Hépatite E | Classification | Structure | Transmission | Clinique | Diagnostic

✑ Dr.Hamzaoui.l

☰ Sommaire :

Ⅰ. Classification/ structure


☰ Famille : Hepeviridae

☰ Genre : Orthohepevirus

8 génotypes

- Parmi ces génotypes ; HEV-1, HEV-2, HEV-3 et HEV-4 sont le plus souvent associés à une infection par le VHE chez l'homme. Les génotypes 1 et 2 sont strictement humains.

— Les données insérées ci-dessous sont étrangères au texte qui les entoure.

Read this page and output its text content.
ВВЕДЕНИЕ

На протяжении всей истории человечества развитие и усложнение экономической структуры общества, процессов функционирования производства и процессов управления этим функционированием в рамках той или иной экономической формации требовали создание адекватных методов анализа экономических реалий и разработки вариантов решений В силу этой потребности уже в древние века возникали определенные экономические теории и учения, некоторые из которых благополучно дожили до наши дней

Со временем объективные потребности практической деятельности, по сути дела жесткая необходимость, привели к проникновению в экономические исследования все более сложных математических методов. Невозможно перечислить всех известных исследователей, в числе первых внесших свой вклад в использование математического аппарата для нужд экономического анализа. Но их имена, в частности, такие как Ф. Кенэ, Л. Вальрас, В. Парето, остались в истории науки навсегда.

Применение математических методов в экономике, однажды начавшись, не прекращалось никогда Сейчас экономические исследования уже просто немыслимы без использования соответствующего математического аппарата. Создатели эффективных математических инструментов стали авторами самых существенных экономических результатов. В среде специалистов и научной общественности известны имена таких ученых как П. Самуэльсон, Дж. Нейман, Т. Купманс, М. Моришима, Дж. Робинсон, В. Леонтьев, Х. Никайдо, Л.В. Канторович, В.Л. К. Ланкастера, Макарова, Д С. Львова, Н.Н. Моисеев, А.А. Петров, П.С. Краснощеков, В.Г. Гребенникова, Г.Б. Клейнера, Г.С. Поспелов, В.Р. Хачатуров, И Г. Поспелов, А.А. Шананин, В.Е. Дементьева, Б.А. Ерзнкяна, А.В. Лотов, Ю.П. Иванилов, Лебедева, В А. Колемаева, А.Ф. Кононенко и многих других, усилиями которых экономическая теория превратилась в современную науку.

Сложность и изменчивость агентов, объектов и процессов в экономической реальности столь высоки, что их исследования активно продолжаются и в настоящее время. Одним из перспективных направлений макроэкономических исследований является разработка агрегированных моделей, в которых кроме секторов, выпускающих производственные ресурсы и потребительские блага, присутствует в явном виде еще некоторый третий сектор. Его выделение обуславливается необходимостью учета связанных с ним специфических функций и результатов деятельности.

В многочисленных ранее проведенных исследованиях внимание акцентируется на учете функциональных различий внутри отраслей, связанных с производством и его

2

Les génotypes 3 et 4 circulent chez plusieurs animaux (dont les porcs, les sangliers et les daims) sans provoquer chez eux aucune maladie et infectent occasionnellement des humains.

- Le VHE est un virus non enveloppé à capside à symétrie icosaédrique.

- Le génome est un ARN simple brin, linéaire à polarité positive comportant une coiffe ainsi qu’une queue de poly-adénosine (poly-A) à ses deux extrémités

☰ Ce génome comprend 3 ORF :

Orf 1 : code pour des protéines non structurales : la réplicase (caractérisée notamment par la présence d’une polymérase ARN-dépendante)

Orf 2 : pour la protéine majeure de la capside

Orf 3: code pour une phosphoprotéine.

Ⅱ.Hépatite E: Modes de transmission et épidémiologie


La transmission se fait par voie oro-fécale par l’eau ou les aliments contaminés par les matières fécales de sujets infectés.

D’autres voies de transmission ont été identifiées mais sont responsables d’un nombre de cas cliniques bien plus faibles :

• L’ingestion de viande insuffisamment cuite ou de produits à base de viande provenant d’animaux infectés (foie de porc, par exemple)

• La transfusion de produits sanguins infectés ;

• La transmission verticale du virus d’une femme enceinte à son enfant

Chaque année, l’OMS estime qu’il se produit 20 millions d’infections par le VHE dans le monde, ce qui génère 3,3 millions de cas symptomatiques d’hépatite E.

L’OMS estime que l’hépatite E a été responsable d’environ 44 000 décès en 2015 (soit 3,3% de la mortalité due à l’hépatite virale).

L’hépatite E est présente dans le monde entier, mais c’est en Asie orientale et en Asie du Sud qu’elle est la plus fréquente.

On rencontre l’infection par le VHE partout dans le monde. La maladie est courante dans les pays à revenu faible ou intermédiaire, disposant d’un accès limité aux services essentiels : approvisionnement en eau, assainissement, hygiène et santé. Dans ces zones, la maladie se manifeste sous forme de flambées et de cas sporadiques.

Ⅲ. Clinique de l'Hépatite E


- La durée d’incubation est de 10 à 70 jours (6 semaines en moyenne)

- Les personnes infectées excrètent le virus de quelques jours avant l’apparition de la maladie à 3-4 semaines après.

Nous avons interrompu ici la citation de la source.